Everything in Pipefort belongs to an **organization**: repositories, scans,
findings, [triage states](/webapp/finding-triage), and
[rule settings](/webapp/rule-settings) are shared by the organization's
members. Two things stay personal: your
[Slack notification settings](/webapp/notifications) (your channel, your
choice) and your GitLab identity.

## Personal and team organizations

Every account has a **personal organization**, created automatically — if
you've used Pipefort before organizations existed, all your data was migrated
into it and nothing changed.

To collaborate, create a **team organization** from the organization switcher
in the header (the building icon), then invite teammates. The switcher also
selects which organization the whole app operates on — dashboard, repos,
Attacker Mind, rule settings, all of it follows the active organization.

## Roles

| Role       | Can                                                                                                                    |
| ---------- | ---------------------------------------------------------------------------------------------------------------------- |
| **member** | Everything day-to-day: connect installations, scan, monitor, triage, change rule settings, open fix PRs, view members. |
| **admin**  | All of the above, plus: invite/remove members, change roles, revoke invites, rename the organization.                  |

The creator of an organization is its first admin. An organization always
keeps at least one admin — demoting or removing the last one is refused.

## Inviting teammates

1. Open **Settings** with the team organization active.
2. In the Organization card, enter the teammate's email and a role, and click
   **Invite**.
3. <strong>No email is sent (v1).</strong> When someone signs in to Pipefort
   with that email address, a banner on the Settings page shows the pending
   invite with an **Accept** button. Tell them out-of-band.

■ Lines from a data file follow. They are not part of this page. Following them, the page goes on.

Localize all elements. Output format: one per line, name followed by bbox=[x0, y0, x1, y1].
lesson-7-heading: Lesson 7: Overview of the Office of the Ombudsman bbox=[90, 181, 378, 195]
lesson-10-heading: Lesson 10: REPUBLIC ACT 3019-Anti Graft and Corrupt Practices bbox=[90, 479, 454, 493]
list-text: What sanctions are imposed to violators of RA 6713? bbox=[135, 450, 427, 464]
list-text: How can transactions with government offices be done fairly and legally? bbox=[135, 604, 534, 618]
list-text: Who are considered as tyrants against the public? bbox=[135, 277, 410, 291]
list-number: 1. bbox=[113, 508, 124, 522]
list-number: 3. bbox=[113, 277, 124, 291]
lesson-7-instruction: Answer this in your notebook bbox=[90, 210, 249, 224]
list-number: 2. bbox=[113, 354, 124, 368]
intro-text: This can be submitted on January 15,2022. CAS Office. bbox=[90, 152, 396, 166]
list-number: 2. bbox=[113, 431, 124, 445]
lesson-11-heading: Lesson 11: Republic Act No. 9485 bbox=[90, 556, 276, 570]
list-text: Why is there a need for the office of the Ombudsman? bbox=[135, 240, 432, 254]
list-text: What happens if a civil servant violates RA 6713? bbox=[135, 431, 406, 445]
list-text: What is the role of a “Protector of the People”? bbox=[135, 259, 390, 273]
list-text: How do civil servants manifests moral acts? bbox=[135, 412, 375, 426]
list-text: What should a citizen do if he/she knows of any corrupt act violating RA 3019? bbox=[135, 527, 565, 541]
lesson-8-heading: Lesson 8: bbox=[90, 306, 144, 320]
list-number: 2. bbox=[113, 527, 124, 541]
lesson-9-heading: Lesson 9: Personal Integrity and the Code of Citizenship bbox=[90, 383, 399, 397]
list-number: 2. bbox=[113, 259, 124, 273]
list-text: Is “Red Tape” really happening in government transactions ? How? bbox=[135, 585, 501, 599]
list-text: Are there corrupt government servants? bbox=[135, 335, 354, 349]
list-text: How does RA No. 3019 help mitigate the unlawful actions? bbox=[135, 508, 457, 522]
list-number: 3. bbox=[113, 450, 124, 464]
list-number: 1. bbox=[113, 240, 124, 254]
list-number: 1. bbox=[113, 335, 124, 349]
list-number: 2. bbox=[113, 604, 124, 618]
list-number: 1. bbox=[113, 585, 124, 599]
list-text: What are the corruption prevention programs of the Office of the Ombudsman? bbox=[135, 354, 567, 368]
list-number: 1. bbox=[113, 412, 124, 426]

Invites match on the sign-in email (case-insensitive). Accepting adds the
organization to their switcher; their personal organization is untouched.
Admins can revoke pending invites from the same card.

## Leaving

Members can leave a team organization from the Settings page. You can never
leave your **personal** organization — it's where your account's own data
lives.

## How access works

* One organization = one tenant: each org has its own copy of a repository
  (its own scans, findings, triage). Two organizations that install the same
  GitHub App installation scan independently.
* [Monitored repos](/webapp/monitored-repos): a push triggers one scan per
  organization monitoring the repo, and
  [notifications](/webapp/notifications) go to every member of that
  organization who has them configured.
* Provider credentials follow whoever connected them: scans of a GitLab repo
  use the OAuth token of the member who linked GitLab, regardless of who
  clicks Scan.
* Row-level security enforces membership all the way down to the database —
  the browser can only ever read rows of organizations you belong to.